Stress & Trauma Were Destroying My Body — Until I Got A Wake-Up Call

by Jerald Dyson

Walking along the beach, I began to feel a magnetic pull from the rolling whitecaps 40 yards out. I staggered to where the water rushed over the sand in waves, and I froze. Watching wave after wave roll in, I stared out at the blue abyss until the wet sand began to collapse under my weight. The siren’s call beckoned me to keep walking out into the depths of the angry ocean. I could disappear and no one would notice. Or even if someone eventually did, it would be too late. 

In those moments of quiet contemplation, I thought about my kids, my business, and what little I had left of my faith. I was a complete failure in each part of my life. Maybe everyone and everything would be better if I weren’t around. I closed my eyes and took another step into the waves. Then, another. As I descended into the swirling void, I felt an overwhelming sense of peace. It was as if the wrathful waves and tossing water were perfectly mirroring my inner turmoil. Even though I was getting pounded by the surf, the stress in my body suddenly clicked off like a light switch. I was prepared to keep pushing forward to a place from which I might not return. 

I stood in the water with my eyes closed and my brain mentally checked out. Surrendering to my circumstances, I continued forward step by step. As the water surrounded me, I had no sense of time. Time is completely irrelevant when you’re ending your life. Submerged, I persisted forward and felt the water splash above my shoulders as my feet struggled to make contact with the ocean floor. As my head finally made it under the water, I just knew I would find the peace I was so desperately seeking. Instead, something very different happened. 

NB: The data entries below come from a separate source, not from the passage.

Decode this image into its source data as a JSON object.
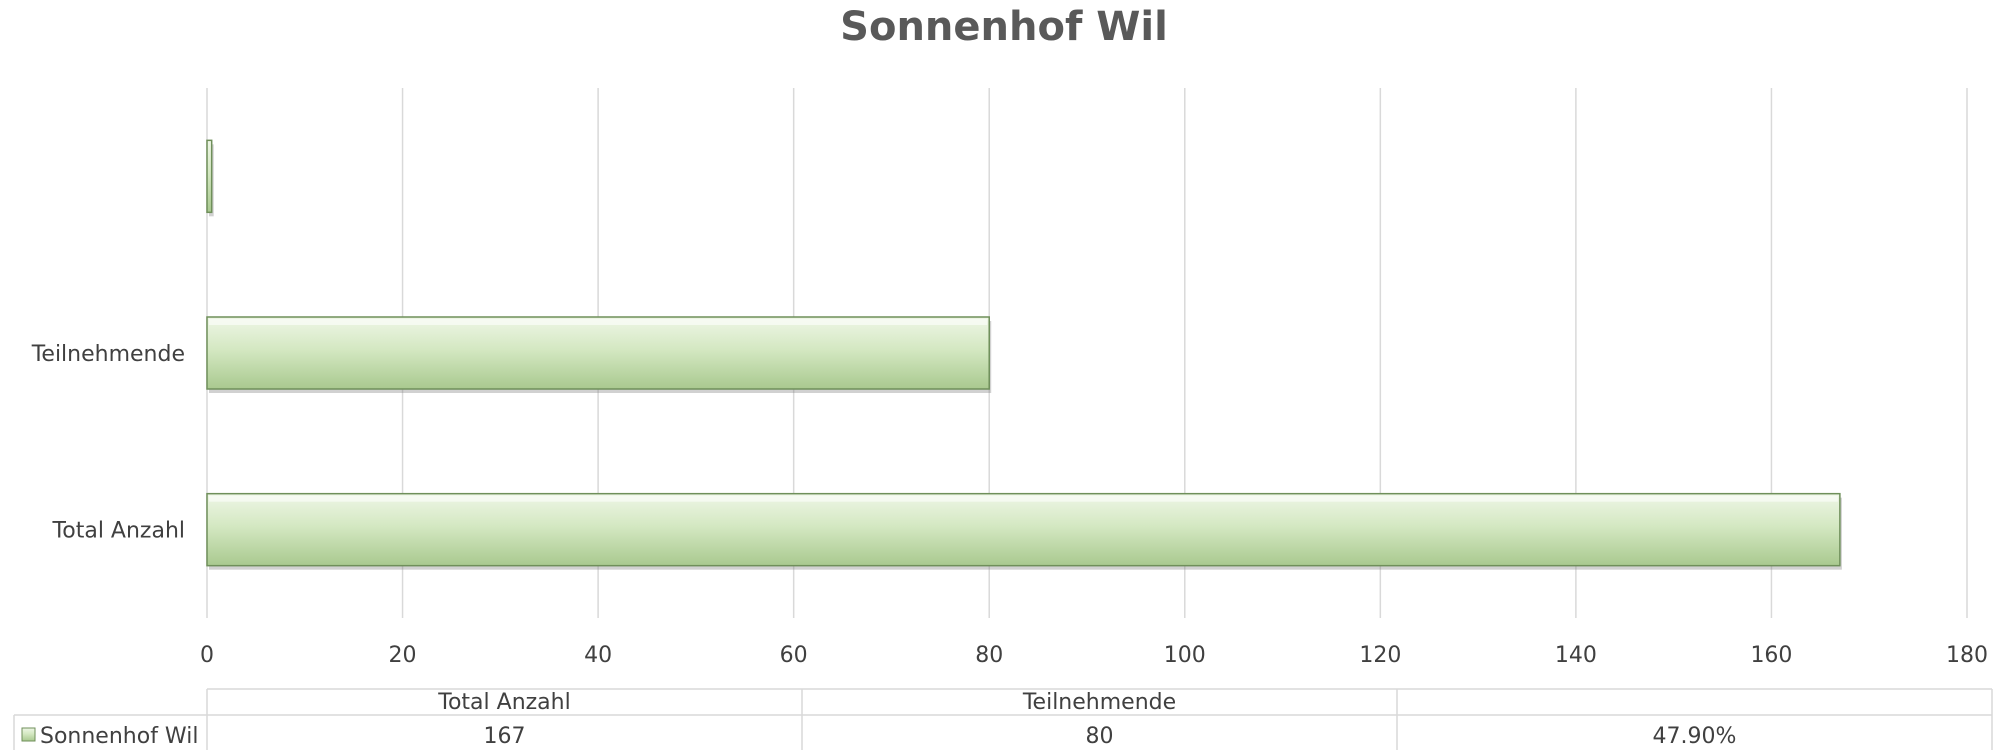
{
  "chart_data": {
    "type": "bar",
    "orientation": "horizontal",
    "title": "Sonnenhof Wil",
    "categories": [
      "Total Anzahl",
      "Teilnehmende",
      ""
    ],
    "series": [
      {
        "name": "Sonnenhof Wil",
        "values": [
          167,
          80,
          0.479
        ],
        "color": "#c6e0b4"
      }
    ],
    "xlim": [
      0,
      180
    ],
    "xticks": [
      0,
      20,
      40,
      60,
      80,
      100,
      120,
      140,
      160,
      180
    ],
    "grid": true,
    "legend": "data-table",
    "data_table": {
      "headers": [
        "Total Anzahl",
        "Teilnehmende",
        ""
      ],
      "row_label": "Sonnenhof Wil",
      "values": [
        "167",
        "80",
        "47.90%"
      ]
    }
  }
}
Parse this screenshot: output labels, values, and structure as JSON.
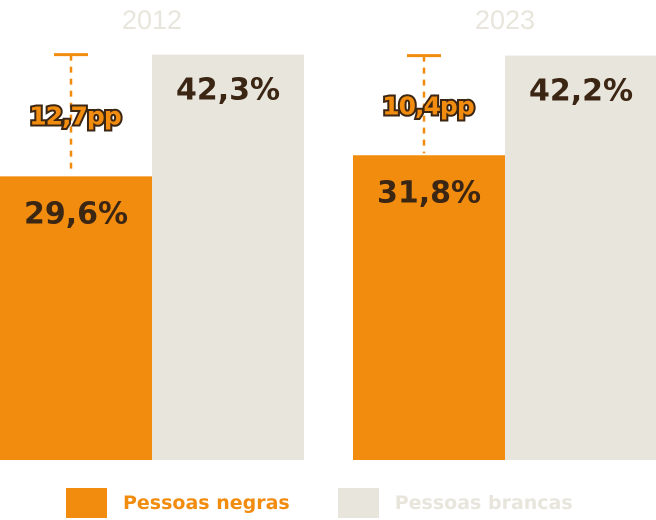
{
  "chart_data": {
    "type": "bar",
    "categories": [
      "2012",
      "2023"
    ],
    "series": [
      {
        "name": "Pessoas negras",
        "values": [
          29.6,
          31.8
        ],
        "labels": [
          "29,6%",
          "31,8%"
        ],
        "color": "#f28c0f"
      },
      {
        "name": "Pessoas brancas",
        "values": [
          42.3,
          42.2
        ],
        "labels": [
          "42,3%",
          "42,2%"
        ],
        "color": "#e8e5dc"
      }
    ],
    "gaps": [
      {
        "category": "2012",
        "value": 12.7,
        "label": "12,7pp"
      },
      {
        "category": "2023",
        "value": 10.4,
        "label": "10,4pp"
      }
    ],
    "ylim": [
      0,
      48
    ],
    "title": "",
    "xlabel": "",
    "ylabel": "",
    "grid": false,
    "legend_position": "bottom"
  },
  "colors": {
    "value_text": "#3b2614",
    "gap_line": "#f28c0f",
    "year_text": "#e8e5dc"
  },
  "legend": {
    "items": [
      {
        "label": "Pessoas negras",
        "text_color": "#f28c0f",
        "swatch_color": "#f28c0f"
      },
      {
        "label": "Pessoas brancas",
        "text_color": "#e8e5dc",
        "swatch_color": "#e8e5dc"
      }
    ]
  }
}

Suddenly, I was scared as hell. My eyes exploded open with a shot of adrenaline as I coughed up salty water. My body was letting me know that I was lying to myself! I didn’t want to die. In actuality, I was terrified of death because I still had so much life left to live, even though my foggy mind could not see it. I turned my back on the raging waves and slogged my way to dry land. 

When I got to the beach, I lay in the sand and stared up at the endless stars punching through the night sky. For a moment, the world felt very big and my problems very small. I realized that what I really wanted was to be a better man, father, and leader. That incident proved to me that if I didn’t make a change, I would die in Lexington, Ohio.